You can’t see or smell carbon monoxide, but at high levels it can kill a person in minutes. Carbon monoxide (CO) is produced whenever any fuel such as gas, oil, kerosene, wood, or charcoal is burned. If appliances that burn fuel are maintained and used properly, the amount of CO produced is usually not hazardous. However, if appliances are not working properly or are used incorrectly, dangerous levels of CO can result.

Hundreds of people die accidentally every year from CO poisoning caused by malfunctioning or improperly used fuel-burning appliances. Even more die from CO produced by idling cars. Unborn babies, infants, elderly people, and people with anemia or with a history of heart or respiratory disease can be especially susceptible.

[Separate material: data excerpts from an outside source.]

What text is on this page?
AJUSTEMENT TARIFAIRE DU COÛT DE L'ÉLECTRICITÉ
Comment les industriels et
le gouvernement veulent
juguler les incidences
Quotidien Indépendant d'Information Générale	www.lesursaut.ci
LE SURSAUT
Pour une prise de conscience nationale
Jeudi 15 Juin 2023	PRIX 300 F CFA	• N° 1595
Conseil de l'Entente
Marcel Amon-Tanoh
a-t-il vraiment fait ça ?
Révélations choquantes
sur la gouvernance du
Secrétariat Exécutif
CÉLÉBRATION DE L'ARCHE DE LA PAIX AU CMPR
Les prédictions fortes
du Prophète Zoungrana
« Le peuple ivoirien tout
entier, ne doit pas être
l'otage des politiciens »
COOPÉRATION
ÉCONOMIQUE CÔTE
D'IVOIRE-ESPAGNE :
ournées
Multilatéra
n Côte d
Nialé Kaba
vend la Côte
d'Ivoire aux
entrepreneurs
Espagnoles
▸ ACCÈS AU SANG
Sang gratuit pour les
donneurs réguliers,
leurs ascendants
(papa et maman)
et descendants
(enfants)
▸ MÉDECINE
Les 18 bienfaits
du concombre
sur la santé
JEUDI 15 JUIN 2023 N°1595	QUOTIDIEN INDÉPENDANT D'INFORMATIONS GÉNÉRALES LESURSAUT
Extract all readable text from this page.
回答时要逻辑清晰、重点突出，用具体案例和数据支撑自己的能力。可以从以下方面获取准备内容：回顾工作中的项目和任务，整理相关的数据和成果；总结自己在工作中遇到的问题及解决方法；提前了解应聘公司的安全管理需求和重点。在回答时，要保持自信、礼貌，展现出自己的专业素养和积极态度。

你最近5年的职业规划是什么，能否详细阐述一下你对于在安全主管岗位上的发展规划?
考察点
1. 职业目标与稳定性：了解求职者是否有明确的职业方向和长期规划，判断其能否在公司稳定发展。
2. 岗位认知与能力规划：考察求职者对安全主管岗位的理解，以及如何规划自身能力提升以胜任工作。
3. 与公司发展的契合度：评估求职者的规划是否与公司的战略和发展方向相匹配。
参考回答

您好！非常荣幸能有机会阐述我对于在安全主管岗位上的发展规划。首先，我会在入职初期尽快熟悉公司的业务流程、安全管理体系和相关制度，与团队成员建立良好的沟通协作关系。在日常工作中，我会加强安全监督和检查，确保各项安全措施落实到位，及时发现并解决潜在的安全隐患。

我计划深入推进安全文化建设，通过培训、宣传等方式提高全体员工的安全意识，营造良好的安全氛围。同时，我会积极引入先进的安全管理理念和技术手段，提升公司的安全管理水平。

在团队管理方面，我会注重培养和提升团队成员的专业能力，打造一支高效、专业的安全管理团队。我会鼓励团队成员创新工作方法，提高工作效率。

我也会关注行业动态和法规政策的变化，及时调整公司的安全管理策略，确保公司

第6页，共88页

What you can do to make your family safe from carbon monoxide?


  • Have your fuel-burning appliances — including oil and gas furnaces, gas water heaters, gas ranges and ovens, gas dryers, gas or kerosene space heaters, fireplaces, and wood stoves — inspected by a trained professional at the beginning of every heating season. Make certain that the flues and chimneys are free of gaps, in good condition, and not blocked.
  • When buying new fuel burning appliances, consider only those appliances that can be vented to the outdoors.
  • Avoid idling your car in the garage. Even with the garage door open, carbon monoxide gas can quickly build within the enclosed space.
  • Don’t use gas appliances for purposes in which they were not intended. An example would be using you gas oven to heat a room in your home.
  • Install carbon monoxide detectors in several locations throughout your home and check that they are functioning properly on a regular basis. Carbon monoxide detectors are an essential item in any home, but they should not be considered an alternative to proper maintenance of home appliances and fireplaces.